Liabilities are debts, like your student loan balance, mortgage or revolving credit card debt. Even the $1,500 you owe your parents is a liability. Assets are what you own, such as the money in your bank account, retirement account or the equity in your home. Your assets and liabilities will change over time, especially if you pay off debt and grow your savings.
A recent college graduate might have a negative net worth if they carry a high student loan balance and have only $500 in the bank. After paying down that debt and increasing their income, that same person may have a high positive net worth.
You should track your net worth on a regular basis. If it goes up, you’re making progress. If it decreases, you’re probably doing something wrong. It’s that simple.
Track Your Spending
Another way to evaluate your finances is to measure your cash flow, or how much you spend compared to how much you earn. While net worth gives you a clear idea of where you stand financially, cash flow is a great way to determine where you’re headed.
Negative cash flow means you spend more money than you make, which could lead to a growing credit card balance and eventual bankruptcy. Positive cash flow means you spend less than you earn. This leads to a surplus, which you can add towards any financial goals you have.
Once you have an idea of your cash flow, it’s time to set up a budget. Budgeting will help you sort out your priorities and filter your money into the right areas.
Now that you have a clear picture of your finances, it’s time to put your money to work. The question is, what do you actually want it to do? Do you want to pay off your loans? Do you want to buy a rental property? Do you want to retire at 45?
Make a list of your goals and dreams, like running a doggy daycare or living part-time in Paris. A financial plan should incorporate what you want most in life, even if it sounds outrageous.
Goals keep you motivated to spend less money, stick to your budget and make difficult choices. Goals remind you why you’re not going on vacation or why you’re driving a beater. Living a financially responsible lifestyle can be a slog at times, so it’s important to have a clear reminder of why you’re doing it in the first place.
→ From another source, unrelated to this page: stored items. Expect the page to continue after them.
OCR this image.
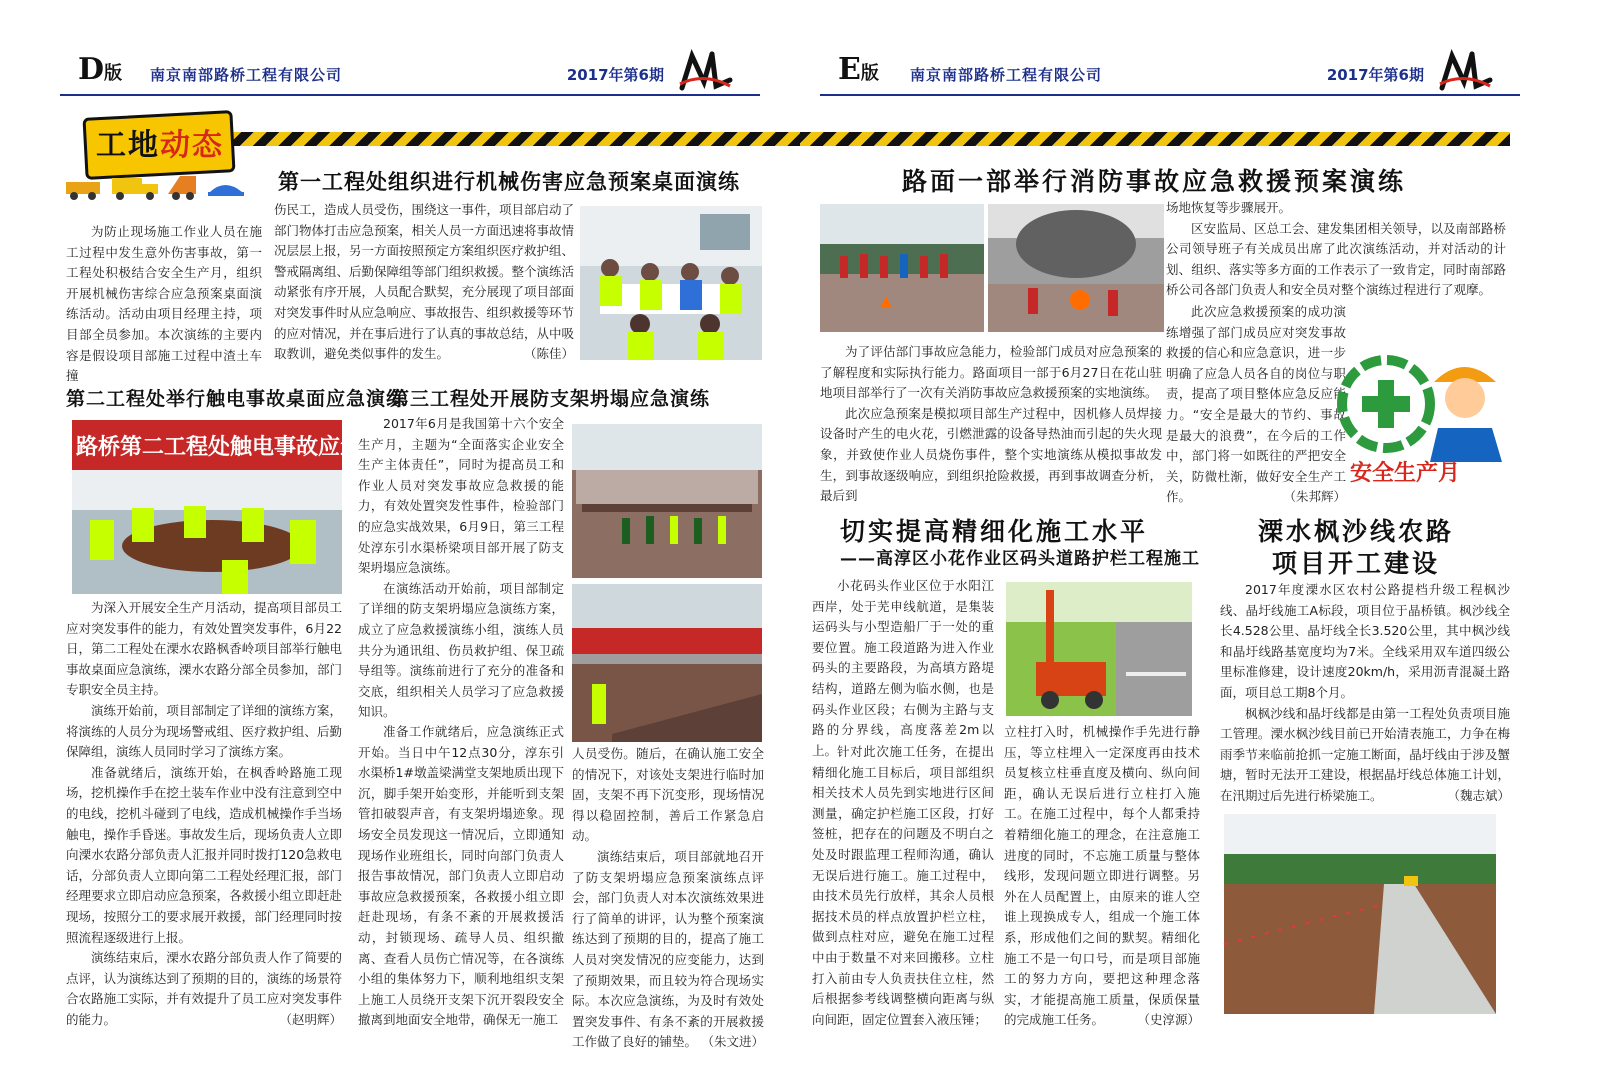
D版 南京南部路桥工程有限公司	2017年第6期
工地动态
第一工程处组织进行机械伤害应急预案桌面演练

为防止现场施工作业人员在施工过程中发生意外伤害事故，第一工程处积极结合安全生产月，组织开展机械伤害综合应急预案桌面演练活动。活动由项目经理主持，项目部全员参加。本次演练的主要内容是假设项目部施工过程中渣土车撞

伤民工，造成人员受伤，围绕这一事件，项目部启动了部门物体打击应急预案，相关人员一方面迅速将事故情况层层上报，另一方面按照预定方案组织医疗救护组、警戒隔离组、后勤保障组等部门组织救援。整个演练活动紧张有序开展，人员配合默契，充分展现了项目部面对突发事件时从应急响应、事故报告、组织救援等环节的应对情况，并在事后进行了认真的事故总结，从中吸取教训，避免类似事件的发生。	（陈佳）

第二工程处举行触电事故桌面应急演练
路桥第二工程处触电事故应急演练

为深入开展安全生产月活动，提高项目部员工应对突发事件的能力，有效处置突发事件，6月22日，第二工程处在溧水农路枫香岭项目部举行触电事故桌面应急演练，溧水农路分部全员参加，部门专职安全员主持。

演练开始前，项目部制定了详细的演练方案，将演练的人员分为现场警戒组、医疗救护组、后勤保障组，演练人员同时学习了演练方案。

准备就绪后，演练开始，在枫香岭路施工现场，挖机操作手在挖土装车作业中没有注意到空中的电线，挖机斗碰到了电线，造成机械操作手当场触电，操作手昏迷。事故发生后，现场负责人立即向溧水农路分部负责人汇报并同时拨打120急救电话，分部负责人立即向第二工程处经理汇报，部门经理要求立即启动应急预案，各救援小组立即赶赴现场，按照分工的要求展开救援，部门经理同时按照流程逐级进行上报。

演练结束后，溧水农路分部负责人作了简要的点评，认为演练达到了预期的目的，演练的场景符合农路施工实际，并有效提升了员工应对突发事件的能力。	（赵明辉）

第三工程处开展防支架坍塌应急演练

2017年6月是我国第十六个安全生产月，主题为“全面落实企业安全生产主体责任”，同时为提高员工和作业人员对突发事故应急救援的能力，有效处置突发性事件，检验部门的应急实战效果，6月9日，第三工程处淳东引水渠桥梁项目部开展了防支架坍塌应急演练。

在演练活动开始前，项目部制定了详细的防支架坍塌应急演练方案，成立了应急救援演练小组，演练人员共分为通讯组、伤员救护组、保卫疏导组等。演练前进行了充分的准备和交底，组织相关人员学习了应急救援知识。

准备工作就绪后，应急演练正式开始。当日中午12点30分，淳东引水渠桥1#墩盖梁满堂支架地质出现下沉，脚手架开始变形，并能听到支架管扣破裂声音，有支架坍塌迹象。现场安全员发现这一情况后，立即通知现场作业班组长，同时向部门负责人报告事故情况，部门负责人立即启动事故应急救援预案，各救援小组立即赶赴现场，有条不紊的开展救援活动，封锁现场、疏导人员、组织撤离、查看人员伤亡情况等，在各演练小组的集体努力下，顺利地组织支架上施工人员绕开支架下沉开裂段安全撤离到地面安全地带，确保无一施工

人员受伤。随后，在确认施工安全的情况下，对该处支架进行临时加固，支架不再下沉变形，现场情况得以稳固控制，善后工作紧急启动。

演练结束后，项目部就地召开了防支架坍塌应急预案演练点评会，部门负责人对本次演练效果进行了简单的讲评，认为整个预案演练达到了预期的目的，提高了施工人员对突发情况的应变能力，达到了预期效果，而且较为符合现场实际。本次应急演练，为及时有效处置突发事件、有条不紊的开展救援工作做了良好的铺垫。 （朱文进）

E版 南京南部路桥工程有限公司	2017年第6期
路面一部举行消防事故应急救援预案演练

为了评估部门事故应急能力，检验部门成员对应急预案的了解程度和实际执行能力。路面项目一部于6月27日在花山驻地项目部举行了一次有关消防事故应急救援预案的实地演练。

此次应急预案是模拟项目部生产过程中，因机修人员焊接设备时产生的电火花，引燃泄露的设备导热油而引起的失火现象，并致使作业人员烧伤事件，整个实地演练从模拟事故发生，到事故逐级响应，到组织抢险救援，再到事故调查分析，最后到

场地恢复等步骤展开。

区安监局、区总工会、建发集团相关领导，以及南部路桥公司领导班子有关成员出席了此次演练活动，并对活动的计划、组织、落实等多方面的工作表示了一致肯定，同时南部路桥公司各部门负责人和安全员对整个演练过程进行了观摩。

此次应急救援预案的成功演练增强了部门成员应对突发事故救援的信心和应急意识，进一步明确了应急人员各自的岗位与职责，提高了项目整体应急反应能力。“安全是最大的节约、事故是最大的浪费”，在今后的工作中，部门将一如既往的严把安全关，防微杜渐，做好安全生产工作。	（朱邦辉）

安全生产月
切实提高精细化施工水平
——高淳区小花作业区码头道路护栏工程施工

小花码头作业区位于水阳江西岸，处于芜申线航道，是集装运码头与小型造船厂于一处的重要位置。施工段道路为进入作业码头的主要路段，为高填方路堤结构，道路左侧为临水侧，也是码头作业区段；右侧为主路与支路的分界线，高度落差2m以上。 针对此次施工任务，在提出精细化施工目标后，项目部组织相关技术人员先到实地进行区间测量，确定护栏施工区段，打好签桩，把存在的问题及不明白之处及时跟监理工程师沟通，确认无误后进行施工。施工过程中，由技术员先行放样，其余人员根据技术员的样点放置护栏立柱，做到点柱对应，避免在施工过程中由于数量不对来回搬移。立柱打入前由专人负责扶住立柱，然后根据参考线调整横向距离与纵向间距，固定位置套入液压锤；

立柱打入时，机械操作手先进行静压，等立柱埋入一定深度再由技术员复核立柱垂直度及横向、纵向间距，确认无误后进行立柱打入施工。在施工过程中，每个人都秉持着精细化施工的理念，在注意施工进度的同时，不忘施工质量与整体线形，发现问题立即进行调整。另外在人员配置上，由原来的谁人空谁上现换成专人，组成一个施工体系，形成他们之间的默契。精细化施工不是一句口号，而是项目部施工的努力方向，要把这种理念落实，才能提高施工质量，保质保量的完成施工任务。	（史淳源）

溧水枫沙线农路
项目开工建设

2017年度溧水区农村公路提档升级工程枫沙线、晶圩线施工A标段，项目位于晶桥镇。枫沙线全长4.528公里、晶圩线全长3.520公里，其中枫沙线和晶圩线路基宽度均为7米。全线采用双车道四级公里标准修建，设计速度20km/h，采用沥青混凝土路面，项目总工期8个月。

枫枫沙线和晶圩线都是由第一工程处负责项目施工管理。溧水枫沙线目前已开始清表施工，力争在梅雨季节来临前抢抓一定施工断面，晶圩线由于涉及蟹塘，暂时无法开工建设，根据晶圩线总体施工计划，在汛期过后先进行桥梁施工。	（魏志斌）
When I graduated from college, my goal was to pay off my student loans in three years. Once I did that, my next goal was to become self-employed. After that was accomplished, my husband and I decided we wanted to save for a home. Six months ago, we bought our first house. Our next goal is to increase our income and save more for retirement.
Goals aren’t static things, so expect them to change over time. When that happens, your financial plan should change with them.
Create a SMART Plan
Follow the acronym SMART to help you make an actionable and useful plan:
Specific: Your plan needs to be concrete and detailed. Don’t say, “I want to retire early.” Say, “I want to retire at age 50 with $2 million in my IRA.”
Measurable: They say you can’t manage what you don’t measure. Create a system to track your progress, whether it’s a spreadsheet, budgeting app or bullet journal. Check in once a month to monitor your plan and update it if necessary.
Achievable: Every plan should be achievable. It doesn’t have to be easy, but it should be possible and realistic. Saving $100,000 in three years isn’t doable if you’re earning $25,000 a year and have $50,000 in student loans.
Relevant: This is your financial plan, so make sure you’re planning for something you actually care about. For example, a lot of my fellow personal finance writers are on the early retirement bandwagon. That’s not something I want to reach, so creating a plan to retire at 40 wouldn’t be relevant.
Time-bound: A successful plan should have a timeline, which keeps you on track and helps you know if you’re veering off-course.
It’s always a good idea to reevaluate your plan if you get married, have kids or quit your job. Every few months or so, take some time to look at your progress and assess problem areas. Take the time to celebrate milestones – it will help motivate you going forward.
Ask for feedback on your plan from people who know you. Your best friend might point out some things you’d forgotten about, like your desire to get a dog or live in a downtown loft. You can also run it by a professional financial planner, who can provide some objective insight and professional wisdom.